Shared Apex Loop Receive Antenna Installed

TJ Sheffield KL7TS and I (Dave Webb N9AIG) started at about 10:00 AM working outside at the RSOC and followed social distancing rules. We both wore masks and gloves; when we had discussions, we made sure we were 10’ apart and had a crosswind. The real goal of the day was to erect the Shared Apex Loop Antenna. This is a receive-only antenna and is described on the Array Solutions website.

The antenna is a true-time-delay array with four identical wire loops supported by a single non-conductive mast. Signals from each loop are transferred through a ferrite coupler to a short-balanced line that connects to the switch/combiner/amp enclosure mounted at the base of the antenna. Within this enclosure, signals from each loop are routed either directly to a combiner or through a delay line and then to the combiner, where they are amplified by a dual stage balanced broadband amplifier and sent out to the feed line to the controller located in the shack. The controller connects directly to your receiver and sends power and control signals over the feed line to the antenna.

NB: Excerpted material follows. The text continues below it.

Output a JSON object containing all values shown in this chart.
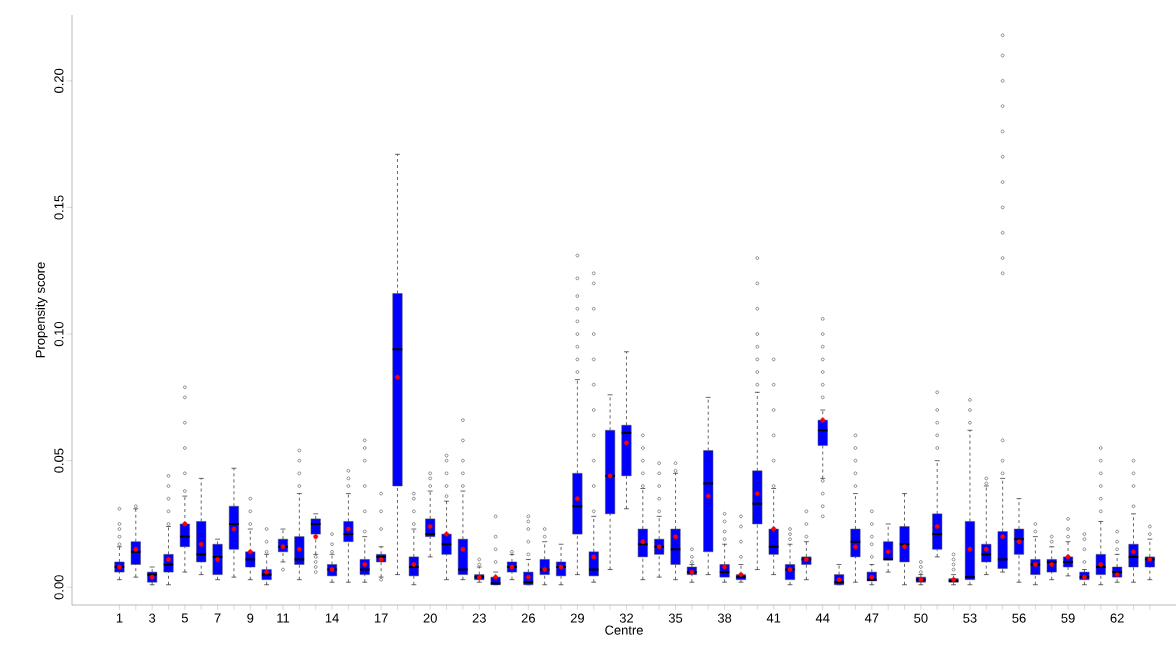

I would emphasize that this is a receive-only antenna. Even a momentary transmit signal will destroy the controller box. The plan is to connect this antenna to a receive-only port on the Elecraft transceiver.

TJ Sheffield KL7TS dug the center support post while I attached the insulated mast support to the 4”x4”x10’ long treated center post that would be direct buried into the hole. (I had the easier of the two jobs.) I was fully expecting to hear some discouraging words from TJ as he was performing the excavation, but none were uttered. It was quite unbelievable; no roots, hard clay or rocks the size of footballs. The material was all sand. (note: Rich Gillin AL4S had a similar experience when he dug the hole for the satellite tower.) We were both ready to go out and purchase some lottery tickets while our luck was good.

The treated center post was planted. Here is a picture of TJ Sheffield, KL7TS next to the post.

Next, TJ Sheffield KL7TS worked on the mast and antenna to get it ready for installation while I turned my attention to the inventory of batteries. I moved battery chargers around to continue to keep our batteries healthy. While inspecting the batteries, one of the Absolyte cells appears to have deteriorated to the point that it will have to be recycled (battery #7).

TJ Sheffield KL7TS was ready for the setting of the mast so we carried out the aluminum mast to the treated post. TJ was on a ladder by the post, and I pushed the mast toward him and pulled guy ropes to facilitate installation. Because of the thin aluminum mast, it was difficult to get the mast perfectly straight, but after a time, it improved when adjusting the guy ropes and antenna wires (which also act as guy supports).

Here is another picture of TJ next to the assembled antenna

It was a productive day with getting the new antenna installed and a few batteries charged.

Additional work includes optimizing the antenna for maximum front-to-back (F/B) ratio. The strategy is to use the portable Elecraft KX3 radio outside, about 100′ away from the mast. The antenna system uses RG-6 coax, with F-connectors, as a 75-ohm feed-line to the controller.

I left at about 4:00 PM and TJ continued to work on the final details of the antenna installation.